Follow your doctor’s advice, listen to your heart and believe in yourself as you make your cardio comeback
If you have a heart condition or are making your way back from a cardiac event, studies show that exercise is not only good for you, but really one of your best bets to improve your heart health and live a long, full life. As long as you can work out safely and follow your doctor’s recommendations, you can exercise the same way any other person would. The best advice is to talk through any questions with your doctor and care team. Always check with them before making any big changes to your lifestyle, and reach out to them if you’re experiencing any difficulties. Believe in yourself. You can do this. With that in mind, here are five more tips for exercising with a heart condition.
Tip 1: Try to exercise every day.
Everything you’ve done to this point — reading, taking in the advice — that’s the easy part.
Actually getting started and putting in the work — that’s the hard part. Make it easier on yourself by getting started immediately. The faster you get up and running (or walking, biking, swimming or jogging), the more likely you are to improve your health. The more active people are, the more benefit they get, including living longer. It’s such a widely acknowledged benefit that many people coming off a heart procedure are automatically enrolled in a formal cardiac rehab program. Whatever your body allows you to do safely, you should try to maximize your activity in that context. It is recommended that adults get, at a minimum, 150 minutes per week of moderate aerobic exercise. If you can gradually bump that number up to 300 minutes or more per week, even better.
Tip 2: Be patient with yourself.
Exercise naturally makes the heart beat faster, so it’s completely OK (and quite common) to feel uncertain or have doubts. What exercises should I do? How hard can I push myself? How will my body react? Two things can help. First, your care team. Second, being open about your condition with others. Rather than take it easy or hold yourself back. But, for the most part, you can find the courage from within.

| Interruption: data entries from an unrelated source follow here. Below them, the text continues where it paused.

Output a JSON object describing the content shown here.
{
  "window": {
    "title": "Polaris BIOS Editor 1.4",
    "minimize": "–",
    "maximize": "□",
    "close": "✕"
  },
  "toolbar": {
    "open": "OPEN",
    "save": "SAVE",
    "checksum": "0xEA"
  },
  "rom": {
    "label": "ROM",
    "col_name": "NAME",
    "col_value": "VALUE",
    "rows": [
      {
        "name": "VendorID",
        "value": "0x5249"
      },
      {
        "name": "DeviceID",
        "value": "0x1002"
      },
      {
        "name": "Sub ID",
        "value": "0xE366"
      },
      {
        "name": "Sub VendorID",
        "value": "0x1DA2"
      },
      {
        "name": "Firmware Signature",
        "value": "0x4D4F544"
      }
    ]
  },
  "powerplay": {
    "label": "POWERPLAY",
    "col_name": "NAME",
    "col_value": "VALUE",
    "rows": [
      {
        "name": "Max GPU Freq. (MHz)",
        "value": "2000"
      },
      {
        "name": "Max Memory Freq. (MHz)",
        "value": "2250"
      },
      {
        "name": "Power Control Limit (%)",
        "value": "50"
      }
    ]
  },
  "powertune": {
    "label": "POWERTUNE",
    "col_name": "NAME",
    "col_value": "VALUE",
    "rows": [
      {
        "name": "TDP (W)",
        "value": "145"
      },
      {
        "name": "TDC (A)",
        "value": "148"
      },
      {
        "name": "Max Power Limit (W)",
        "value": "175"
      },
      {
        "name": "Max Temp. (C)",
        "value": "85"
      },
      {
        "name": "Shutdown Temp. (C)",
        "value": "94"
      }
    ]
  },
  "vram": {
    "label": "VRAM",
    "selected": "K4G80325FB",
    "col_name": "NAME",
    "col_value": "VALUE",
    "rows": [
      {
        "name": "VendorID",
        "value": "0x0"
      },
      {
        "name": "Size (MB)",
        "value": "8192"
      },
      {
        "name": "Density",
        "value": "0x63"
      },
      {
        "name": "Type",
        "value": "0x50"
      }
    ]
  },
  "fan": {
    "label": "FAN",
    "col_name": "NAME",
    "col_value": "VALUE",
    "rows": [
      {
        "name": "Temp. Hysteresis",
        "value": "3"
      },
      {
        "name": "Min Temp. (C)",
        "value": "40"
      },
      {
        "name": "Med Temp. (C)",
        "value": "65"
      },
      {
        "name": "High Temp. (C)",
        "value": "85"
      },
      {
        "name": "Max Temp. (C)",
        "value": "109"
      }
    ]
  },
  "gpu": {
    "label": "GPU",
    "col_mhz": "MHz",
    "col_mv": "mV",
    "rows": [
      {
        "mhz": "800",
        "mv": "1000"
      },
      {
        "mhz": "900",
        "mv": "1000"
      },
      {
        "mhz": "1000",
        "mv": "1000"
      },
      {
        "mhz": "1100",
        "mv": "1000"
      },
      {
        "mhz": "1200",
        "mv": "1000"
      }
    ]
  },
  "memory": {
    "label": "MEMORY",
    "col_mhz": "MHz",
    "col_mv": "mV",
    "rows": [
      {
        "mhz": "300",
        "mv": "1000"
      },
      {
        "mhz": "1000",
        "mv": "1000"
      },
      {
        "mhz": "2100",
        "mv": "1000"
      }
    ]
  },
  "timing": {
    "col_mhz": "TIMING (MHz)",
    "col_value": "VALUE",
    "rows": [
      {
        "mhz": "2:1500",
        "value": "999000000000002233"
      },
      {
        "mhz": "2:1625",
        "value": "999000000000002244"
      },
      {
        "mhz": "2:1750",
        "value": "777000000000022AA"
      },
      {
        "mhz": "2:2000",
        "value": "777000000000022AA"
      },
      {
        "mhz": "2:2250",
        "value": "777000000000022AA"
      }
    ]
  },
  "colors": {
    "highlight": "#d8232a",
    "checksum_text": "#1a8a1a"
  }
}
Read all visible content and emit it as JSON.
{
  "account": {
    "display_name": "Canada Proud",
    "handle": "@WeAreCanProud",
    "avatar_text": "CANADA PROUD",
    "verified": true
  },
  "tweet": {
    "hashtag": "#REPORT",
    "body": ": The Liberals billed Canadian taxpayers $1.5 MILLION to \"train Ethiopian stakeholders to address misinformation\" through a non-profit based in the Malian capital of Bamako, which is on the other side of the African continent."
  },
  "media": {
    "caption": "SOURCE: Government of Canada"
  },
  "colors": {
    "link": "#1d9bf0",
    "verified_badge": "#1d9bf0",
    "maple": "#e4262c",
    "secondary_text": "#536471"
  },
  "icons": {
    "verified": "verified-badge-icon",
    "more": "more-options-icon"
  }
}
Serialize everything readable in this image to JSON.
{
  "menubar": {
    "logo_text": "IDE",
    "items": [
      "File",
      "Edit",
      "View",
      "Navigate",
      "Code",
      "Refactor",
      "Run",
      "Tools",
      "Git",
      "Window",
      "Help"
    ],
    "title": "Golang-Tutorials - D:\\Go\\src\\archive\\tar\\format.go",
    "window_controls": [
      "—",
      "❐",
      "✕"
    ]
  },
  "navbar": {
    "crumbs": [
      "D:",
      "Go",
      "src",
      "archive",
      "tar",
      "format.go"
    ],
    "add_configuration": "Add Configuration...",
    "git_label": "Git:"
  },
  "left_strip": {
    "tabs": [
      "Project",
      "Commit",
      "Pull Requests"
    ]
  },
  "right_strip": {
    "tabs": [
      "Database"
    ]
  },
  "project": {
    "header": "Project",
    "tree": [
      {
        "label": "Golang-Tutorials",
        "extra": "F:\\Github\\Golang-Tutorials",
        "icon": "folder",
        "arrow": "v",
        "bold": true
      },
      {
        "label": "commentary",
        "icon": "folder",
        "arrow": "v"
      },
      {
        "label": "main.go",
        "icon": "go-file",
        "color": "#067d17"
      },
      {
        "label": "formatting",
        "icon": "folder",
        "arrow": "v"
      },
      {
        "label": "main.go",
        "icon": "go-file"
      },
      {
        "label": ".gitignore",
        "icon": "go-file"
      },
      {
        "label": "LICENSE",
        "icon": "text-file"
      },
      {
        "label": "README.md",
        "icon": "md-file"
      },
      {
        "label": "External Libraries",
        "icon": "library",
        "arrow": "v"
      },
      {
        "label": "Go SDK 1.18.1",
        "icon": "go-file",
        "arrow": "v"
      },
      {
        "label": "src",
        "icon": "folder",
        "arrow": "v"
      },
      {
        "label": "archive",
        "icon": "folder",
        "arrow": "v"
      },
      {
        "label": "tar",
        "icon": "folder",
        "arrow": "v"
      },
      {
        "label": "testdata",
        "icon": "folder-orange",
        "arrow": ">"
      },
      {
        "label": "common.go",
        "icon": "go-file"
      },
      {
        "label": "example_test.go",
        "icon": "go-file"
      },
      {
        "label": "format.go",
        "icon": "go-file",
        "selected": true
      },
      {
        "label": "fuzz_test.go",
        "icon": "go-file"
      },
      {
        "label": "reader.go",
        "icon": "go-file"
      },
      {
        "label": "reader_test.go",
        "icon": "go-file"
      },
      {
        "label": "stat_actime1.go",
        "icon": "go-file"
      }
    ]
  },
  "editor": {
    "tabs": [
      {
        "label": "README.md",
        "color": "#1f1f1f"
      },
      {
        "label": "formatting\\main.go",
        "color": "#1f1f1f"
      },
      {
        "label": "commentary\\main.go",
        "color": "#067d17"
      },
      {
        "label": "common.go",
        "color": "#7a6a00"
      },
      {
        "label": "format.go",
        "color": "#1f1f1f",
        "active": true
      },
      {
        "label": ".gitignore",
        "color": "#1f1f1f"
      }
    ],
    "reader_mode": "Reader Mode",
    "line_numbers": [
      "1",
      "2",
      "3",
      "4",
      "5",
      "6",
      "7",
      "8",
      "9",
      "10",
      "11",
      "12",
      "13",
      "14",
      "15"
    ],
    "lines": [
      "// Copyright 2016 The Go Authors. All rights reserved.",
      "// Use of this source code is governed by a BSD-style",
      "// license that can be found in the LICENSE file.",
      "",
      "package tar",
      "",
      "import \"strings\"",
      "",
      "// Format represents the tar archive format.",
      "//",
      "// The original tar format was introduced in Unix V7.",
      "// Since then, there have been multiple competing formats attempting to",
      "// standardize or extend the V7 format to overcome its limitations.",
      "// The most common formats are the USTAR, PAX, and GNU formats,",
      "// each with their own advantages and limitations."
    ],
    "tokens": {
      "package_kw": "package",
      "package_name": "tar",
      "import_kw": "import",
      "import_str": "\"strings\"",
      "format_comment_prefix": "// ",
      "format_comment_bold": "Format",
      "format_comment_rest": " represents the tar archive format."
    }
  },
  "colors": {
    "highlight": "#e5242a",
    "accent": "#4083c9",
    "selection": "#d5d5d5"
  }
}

Tip 3: Pay attention to your heart rate.
Pushing yourself to your upper limits is a surefire way to derail your recovery and comeback. Monitor your heart rate so you can gauge whether an exercise, activity or level of intensity is safe for you. Generally speaking, we want to avoid extremes of heart rate shortly after a procedure. In many cases, your doctor might even advise you to not go over certain thresholds for a set period of time before letting you try something more physically demanding.
You now have even more reason to listen to what your heart, and the rest of your body, is telling you.
Tip 4: Bring others along for the journey.
Of course, you’re probably not the only person monitoring your comeback.
Caretakers, loved ones and friends can be every bit as invested — which means their worries can easily turn into your own. People do need reassuring, and you shouldn’t dismiss the concerns that the patient or their caregivers might have about increasing activity. Meanwhile, one way to ease caregivers’ minds is to show them you are taking your recovery seriously and being responsible when it comes to your health.
Tip 5: Make exercise something you love.
If your workout is something you enjoy and look forward to, well, you’re not going to need much convincing in order to do it. Only the people who have experienced it firsthand truly know what it’s like. These comeback stories are occurring every day. These people are heroes. Their family members, the bystanders who helped are heroes. The physicians and nurses and caregivers in the hospital are heroes.
Maybe exercise is the easy part, after all.